Someone told me James Soong was there, but I didn’t see him. Soong seems to be pushing Ma Ying-jeou to join in their campaign, but Ma, caught between the more radical and the more moderate camps of the opposition, doesn’t seem too enthusiastic about it. He apparently doesn’t see any reason for Chen to step down, and frankly I agree. I also suspect that most of the protesters didn’t actually expect the president to step down and were just trying to express their dissatisfaction with him. If Chen steps down, they’ll have dealt the DPP a serious blow. If not, they’ll have made their point. We’ll see how things work on, but while 2008 is still a ways off, I don’t see the point of spending that time under Annette Lu’s leadership rather than Chen’s.
This might not be about the current president, however. One person to watch in all of this is Legislative Speaker Wang Jin-pyng, who could be in line for a premiership if Su is taken down, either as a result of Chen stepping down or a concession if he doesn’t. Wang, who has the backing of not only Soong but also former president Lee Teng-hui, has never liked playing second fiddle to Ma, and some reckon he might make his own run for the presidency in 2008.

All of this, however, depends on what happens in the next few months.

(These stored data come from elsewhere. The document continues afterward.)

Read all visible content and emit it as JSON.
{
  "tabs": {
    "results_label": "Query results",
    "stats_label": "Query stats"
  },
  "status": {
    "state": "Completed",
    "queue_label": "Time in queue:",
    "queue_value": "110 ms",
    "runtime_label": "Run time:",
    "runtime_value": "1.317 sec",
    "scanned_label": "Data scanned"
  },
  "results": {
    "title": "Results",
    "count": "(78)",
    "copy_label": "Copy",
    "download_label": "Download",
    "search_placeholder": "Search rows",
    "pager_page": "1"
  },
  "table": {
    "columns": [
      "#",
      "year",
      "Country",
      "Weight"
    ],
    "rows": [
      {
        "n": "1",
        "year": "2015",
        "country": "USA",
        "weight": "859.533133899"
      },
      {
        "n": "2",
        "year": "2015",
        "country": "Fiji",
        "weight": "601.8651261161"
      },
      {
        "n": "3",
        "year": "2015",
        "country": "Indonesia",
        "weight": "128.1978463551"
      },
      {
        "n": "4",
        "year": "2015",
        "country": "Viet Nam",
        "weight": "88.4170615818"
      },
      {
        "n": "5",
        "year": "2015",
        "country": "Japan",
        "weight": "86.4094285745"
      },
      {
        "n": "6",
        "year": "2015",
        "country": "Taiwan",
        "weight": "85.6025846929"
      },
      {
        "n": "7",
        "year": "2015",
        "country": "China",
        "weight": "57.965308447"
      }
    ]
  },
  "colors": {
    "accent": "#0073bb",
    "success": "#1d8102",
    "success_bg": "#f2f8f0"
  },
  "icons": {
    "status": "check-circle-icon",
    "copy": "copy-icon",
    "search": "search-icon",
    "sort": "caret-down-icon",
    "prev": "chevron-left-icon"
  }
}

The rain continued on Sunday, and I spent the afternoon drinking tea at the Wistaria teahouse with Prince Roy, his wife and her friend, and Wayne, who showed up soaking wet with his Canon 30D not recognizing his lenses for some reason. He fiddled with the equipment, trying to get it to work as we chatted over a couple different kinds of teas and listened to the driving rain outside. As usual, the mixture of Chinese and English at the table left me feeling slightly sub-par in both languages. I usually try to stick with either one or the other. This is probably a habit leftover from when I was studying Chinese and refused to allow myself to lapse into English when I encountered an idea or term I wasn’t familiar with. Instead, I would force myself to think of a way to explain it in Chinese without actually using the term I didn’t know.

After the tea, PR and I got some sandwiches, and I trudged back to the station through the ankle-deep puddles. The band was practicing at the Sandcastle, and I didn’t want to be late. It turned out I was earlier than everyone except for David. The rehearsal went well, though we had to stop too soon, just as I was working out some nice harmonies with Sandman on one song. Ah, well, next time. I think our next gig is the Daniel Pearl Day party at Treasure Hill on the 30th. See our website for more details when we know more.

posted by Poagao at 3:36 am  


  1. I don’t know, I kind of like switching back and forth between Chinese/English as the mood strikes me. It feels vaguely more democratic somehow. I hate language nazis, and even more so the fact that I’m probably one myself.

    Yet again, I could not control myself from taking pics of waste tea leaves soaking in water, and once again, no keepers in the bunch. The tea tin pic came out pretty cool. I took your advice and went b/w.

    That was a pretty decent sandwich, btw…

    Comment by Prince Roy — September 11, 2006 @ 6:44 am

  2. I’d like to be able to switch better; I’m just not very good at it as I find, in the weird mess that is my brain, that doing so tends to compromise both languages.

    You should try the veggie meat sandwiches; they’re pretty good. I’ve always liked Subzone better than Subway, pretty much for their bread and the real turkey.

    There will be good tea photos eventually; we just have to keep trying.